Lettre de nuit
Discrètement, un homme tire le loquet de la porte d'entrée. Avec des
précautions infinies, pour ne réveiller personne, il pousse le cadre de
bois... Une fois dehors, le lampadaire, le même qui lui sert à observer
la pluie, l'inonde de sa lumière lunaire. L'homme est couvert de noir.

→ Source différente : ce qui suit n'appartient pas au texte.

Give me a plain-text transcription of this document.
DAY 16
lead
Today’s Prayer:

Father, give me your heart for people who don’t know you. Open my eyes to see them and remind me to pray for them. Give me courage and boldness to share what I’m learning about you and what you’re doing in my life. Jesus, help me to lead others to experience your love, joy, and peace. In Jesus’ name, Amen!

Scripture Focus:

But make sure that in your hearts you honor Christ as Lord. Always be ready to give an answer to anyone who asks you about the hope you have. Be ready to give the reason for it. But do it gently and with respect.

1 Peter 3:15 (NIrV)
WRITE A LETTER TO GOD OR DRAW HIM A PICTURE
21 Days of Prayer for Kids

Pantalon noir, pull noir. Après avoir respiré la fraîche odeur de la
nuit, il descend les escaliers, doucement... Puis, arrivé assez loin,
il prend un pas normal, et se met à chanter tout bas, pour se rassurer
dans la nuit qui l'enveloppe. Un frémissement court dans les feuilles
mortes, à droite... Sont-elles vraiment mortes ? Le pauvre essaye de ne
pas trop penser à ce qui a pu les faire bouger. Il regarde droit devant
lui, et pense à ce qu'il a dans la main. Un rectangle de papier blanc,
avec une petite étiquette rouge et une adresse. Il a poussé la porte
métallique du jardin, le voilà dans la rue. Il reprend son souffle et
commence à marcher le long du caniveau... Pourvu que les chiens
n'aboient pas. Craintif, l'homme avance, en chantant doucement, et en
surveillant les grillages des voisins, gueules potentielles de molosses
agressifs. Il est maintenant au croisement. De l'autre côté de la
grande rue l'attend, petite et insoupçonnée, jaune et fantômatique, la
boîte aux lettres. Il traverse la rue, sans se presser, souriant,
radieux dans la nuit noire. Il relit, à la lueur d'un réverbère jaune,
l'adresse sur la lettre :
"Mlle Chloé
Premier rêve
Rue des vins
Tout au fond des yeux"
Il
ferme les yeux, embrasse doucement le papier de l'enveloppe, et confie
son trésor à la boîte jaune. Puis il remonte se coucher. Il revient sur
les rues, a de nouveau peur en passant devant les maisons des voisins,
pousse la porte du jardin. En haut des marches, le chat noir attend,
assis. L'homme s'arrête, le regarde. Le chat est immobile en haut des
marches, il dévisage l'homme avec ses yeux verts sans fond. Il a une
petite tache blanche sous la tête. L'homme sourit, et va prendre le
chat dans ses bras. Et après quelques caresses et quelques
ronronnements, la page de la journée se tourne pour l'homme, et il va
dans son lit retrouver sa Dulcinée imaginaire.